The other unexpected feature of these cycloadditions is that they always afford the 5-substituted cycloadduct as the major regioisomer, regardless of the substituent on the dienophile. The observation that the electron-donating BocNH- favors the formation of the 5-substituted cycloadducts with methyl acrylate is consistent with the electronic features of 8. However, the observation that it also favors the formation of the 5-substituted cycloadducts with butyl vinyl ether is wholly inconsistent with the expected electronic features of 8.

Considering the fact that 2(H)pyran-2-ones with less electronically discerning 5-substituents such as aryl and halogens are also chameleon dienes [48,49,50,51,52,53], our observations point to the possibility that 2(H)pyran-2-ones with any substituent at its 5- position may be capable of exhibiting chameleon properties.

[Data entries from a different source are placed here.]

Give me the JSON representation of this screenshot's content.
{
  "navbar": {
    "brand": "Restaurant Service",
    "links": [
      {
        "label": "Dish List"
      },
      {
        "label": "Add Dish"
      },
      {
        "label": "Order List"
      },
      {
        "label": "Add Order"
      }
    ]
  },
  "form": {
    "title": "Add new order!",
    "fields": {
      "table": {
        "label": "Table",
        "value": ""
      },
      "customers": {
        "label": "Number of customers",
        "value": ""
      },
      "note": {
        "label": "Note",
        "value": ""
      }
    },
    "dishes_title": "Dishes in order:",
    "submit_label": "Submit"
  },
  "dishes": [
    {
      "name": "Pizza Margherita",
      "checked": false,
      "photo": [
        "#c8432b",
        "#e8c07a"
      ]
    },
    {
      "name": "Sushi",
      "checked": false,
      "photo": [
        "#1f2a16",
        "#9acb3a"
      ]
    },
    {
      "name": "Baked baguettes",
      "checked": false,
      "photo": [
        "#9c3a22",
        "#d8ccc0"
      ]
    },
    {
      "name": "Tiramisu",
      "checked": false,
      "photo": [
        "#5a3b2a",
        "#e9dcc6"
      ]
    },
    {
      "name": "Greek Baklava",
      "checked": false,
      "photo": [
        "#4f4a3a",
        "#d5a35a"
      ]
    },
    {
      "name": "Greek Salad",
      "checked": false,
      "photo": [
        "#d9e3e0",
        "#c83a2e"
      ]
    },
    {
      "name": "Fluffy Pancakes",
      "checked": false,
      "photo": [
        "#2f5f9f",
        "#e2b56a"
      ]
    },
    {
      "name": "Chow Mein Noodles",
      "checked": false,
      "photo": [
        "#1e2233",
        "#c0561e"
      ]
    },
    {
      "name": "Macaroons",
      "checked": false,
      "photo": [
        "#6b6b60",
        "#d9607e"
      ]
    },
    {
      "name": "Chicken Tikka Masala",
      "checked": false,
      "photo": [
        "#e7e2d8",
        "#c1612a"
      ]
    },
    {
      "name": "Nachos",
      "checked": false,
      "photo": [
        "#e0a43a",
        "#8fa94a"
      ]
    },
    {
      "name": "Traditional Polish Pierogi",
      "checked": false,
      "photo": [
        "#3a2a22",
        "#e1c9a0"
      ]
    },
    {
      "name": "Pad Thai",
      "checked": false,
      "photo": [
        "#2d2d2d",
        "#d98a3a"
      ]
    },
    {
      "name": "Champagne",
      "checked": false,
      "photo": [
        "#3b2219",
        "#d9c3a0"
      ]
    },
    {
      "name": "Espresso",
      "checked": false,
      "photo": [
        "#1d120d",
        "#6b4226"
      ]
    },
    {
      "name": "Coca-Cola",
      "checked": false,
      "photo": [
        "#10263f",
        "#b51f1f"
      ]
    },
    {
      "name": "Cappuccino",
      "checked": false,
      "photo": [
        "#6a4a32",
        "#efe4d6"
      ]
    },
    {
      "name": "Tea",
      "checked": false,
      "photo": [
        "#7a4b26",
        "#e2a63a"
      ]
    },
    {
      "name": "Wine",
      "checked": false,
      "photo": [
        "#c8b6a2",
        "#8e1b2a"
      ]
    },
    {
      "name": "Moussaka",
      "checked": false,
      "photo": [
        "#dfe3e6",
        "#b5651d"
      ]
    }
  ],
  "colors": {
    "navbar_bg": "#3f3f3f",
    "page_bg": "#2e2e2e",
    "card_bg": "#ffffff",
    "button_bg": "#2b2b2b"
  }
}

To demonstrate this, we plan to carry out a detailed study of the role of electron-withdrawing substituents at the 5- position of 2(H)pyran-2-ones, and whether these are also chameleon dienes, and will report our findings in due course. Other groups have sporadically reported (and our preliminary observations also confirm) that coumalates such as 7 undergo thermal cycloadditions with dienophiles bearing electron-donating [73,74,75], electron-neutral [76,77], and electron-withdrawing [78,79,80] dienophiles. However, a systematic study of their aptitude towards both electron-rich and electron-deficient dienes has not yet been carried out.

Clearly, understanding the highly unprecedented chameleon-like properties of 5-substituted 2(H)pyran-2-ones would be quite useful in understanding the role of electron demand in Diels–Alder cycloadditions. More importantly, however, identification of the range of substituted 2(H)pyran-2-one dienes that lack electron demand would be useful in extending the applicability of the pyrone cycloaddition methodology in target synthesis, particularly in diversity-oriented synthesis.